Un robo no empieza cuando alguien fuerza la puerta, sino días antes, con gestos pequeños y silenciosos: un hilo tensado, un folleto doblado, una llamada muda. Las bandas que operan en viviendas y portales trabajan primero la información —qué horarios tiene el inquilino, cuántos días pasa fuera, si la casa está vacía o solo lo parece— y para confirmarlo necesitan testigos mudos, objetos que ellos mismos colocan y que solo se mueven si alguien los mueve. El problema es que están pensados para pasar desapercibidos y se confunden con el desorden normal de un rellano.
El criterio de esta lista es ese: señales sutiles, fáciles de atribuir a la rutina, que solo cobran sentido cuando se repiten o se acumulan. El orden responde a la fase que delatan, desde las que únicamente confirman la ausencia de moradores hasta las que apuntan a una manipulación de la puerta o a una vigilancia activa desde la calle. Conviene leerlas como un conjunto, no como una prueba: ninguna por sí sola demuestra nada, pero varias a la vez justifican una llamada a la policía. Son detalles que casi nadie mira y que, precisamente por eso, funcionan.

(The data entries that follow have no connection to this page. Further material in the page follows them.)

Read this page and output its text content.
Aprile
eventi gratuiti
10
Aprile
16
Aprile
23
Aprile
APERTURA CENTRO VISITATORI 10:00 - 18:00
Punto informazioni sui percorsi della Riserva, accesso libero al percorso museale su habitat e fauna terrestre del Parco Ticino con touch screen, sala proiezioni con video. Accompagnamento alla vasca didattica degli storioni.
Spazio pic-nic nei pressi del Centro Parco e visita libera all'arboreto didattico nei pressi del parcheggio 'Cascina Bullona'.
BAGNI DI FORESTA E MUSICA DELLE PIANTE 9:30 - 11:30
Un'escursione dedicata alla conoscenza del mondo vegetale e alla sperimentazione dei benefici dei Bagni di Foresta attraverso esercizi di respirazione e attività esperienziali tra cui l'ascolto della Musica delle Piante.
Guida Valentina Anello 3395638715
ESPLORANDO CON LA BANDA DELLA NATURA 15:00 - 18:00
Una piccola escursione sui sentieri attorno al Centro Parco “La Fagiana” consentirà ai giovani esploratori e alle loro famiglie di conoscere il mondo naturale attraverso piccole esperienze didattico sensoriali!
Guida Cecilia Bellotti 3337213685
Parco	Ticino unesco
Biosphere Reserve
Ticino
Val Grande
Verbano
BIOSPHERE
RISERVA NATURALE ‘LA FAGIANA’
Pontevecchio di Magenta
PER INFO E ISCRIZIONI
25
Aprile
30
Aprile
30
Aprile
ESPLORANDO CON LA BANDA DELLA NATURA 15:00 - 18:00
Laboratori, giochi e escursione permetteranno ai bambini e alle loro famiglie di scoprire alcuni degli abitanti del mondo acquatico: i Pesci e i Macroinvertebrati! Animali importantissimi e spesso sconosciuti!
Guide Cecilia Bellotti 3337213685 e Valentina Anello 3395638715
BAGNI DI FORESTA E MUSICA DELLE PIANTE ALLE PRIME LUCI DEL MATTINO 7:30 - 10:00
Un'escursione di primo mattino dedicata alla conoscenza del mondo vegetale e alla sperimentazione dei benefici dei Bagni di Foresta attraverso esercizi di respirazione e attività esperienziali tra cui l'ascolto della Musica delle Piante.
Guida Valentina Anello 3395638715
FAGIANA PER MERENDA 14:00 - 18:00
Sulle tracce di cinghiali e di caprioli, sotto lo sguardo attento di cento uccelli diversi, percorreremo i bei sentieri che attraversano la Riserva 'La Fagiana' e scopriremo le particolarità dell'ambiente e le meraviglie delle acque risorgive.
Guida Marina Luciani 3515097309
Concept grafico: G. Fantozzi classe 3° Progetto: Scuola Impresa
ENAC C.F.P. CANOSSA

3La mirilla floja, desalineada o con restos de manipulación
A diferencia de los hilos de pegamento o de la publicidad doblada en la ranura, que solo delatan la ausencia de moradores, la mirilla manipulada señala una fase más avanzada del plan. La Policía Nacional lleva advirtiendo desde 2019 de que una mirilla «pegada de nuevo» puede esconder una pequeña cámara instalada en su interior para controlar las entradas y salidas de los inquilinos; no es una marca pasiva, sino un dispositivo de vigilancia colocado en la propia puerta. Los casos documentados apuntan en esa dirección: en abril de 2024, los Mossos d’Esquadra detuvieron en el distrito barcelonés de Sarrià-Sant Gervasi a tres hombres que engrasaban las mirillas para impedir la visión desde dentro y después las desmontaban para comprobar si había alguien en el piso. Antes, en 2020, la Policía ya vinculaba estos restos de manipulación a la comprobación previa del domicilio.
Su valor como señal radica en que marca el salto de la vigilancia a la ejecución. En febrero de 2026, la Guardia Civil desarticuló en la provincia de Castellón una banda que retiraba las mirillas de las puertas que estaba forzando y también las del resto de viviendas del mismo rellano, para verificar que no quedaba nadie dentro antes de entrar; se detuvo a seis personas por 46 robos con fuerza. En Italia se ha extendido el llamado «método de la mirilla»: desenroscarla con sigilo e introducir por el orificio un alambre o una pinza flexible para girar la manilla desde el interior, algo posible en segundos si la puerta no está cerrada con llave. Por eso conviene fijarse en si está floja, desalineada, con restos de adhesivo o arañazos, y no tocar nada ni entrar si se detecta: la recomendación policial pasa por llamar al 091.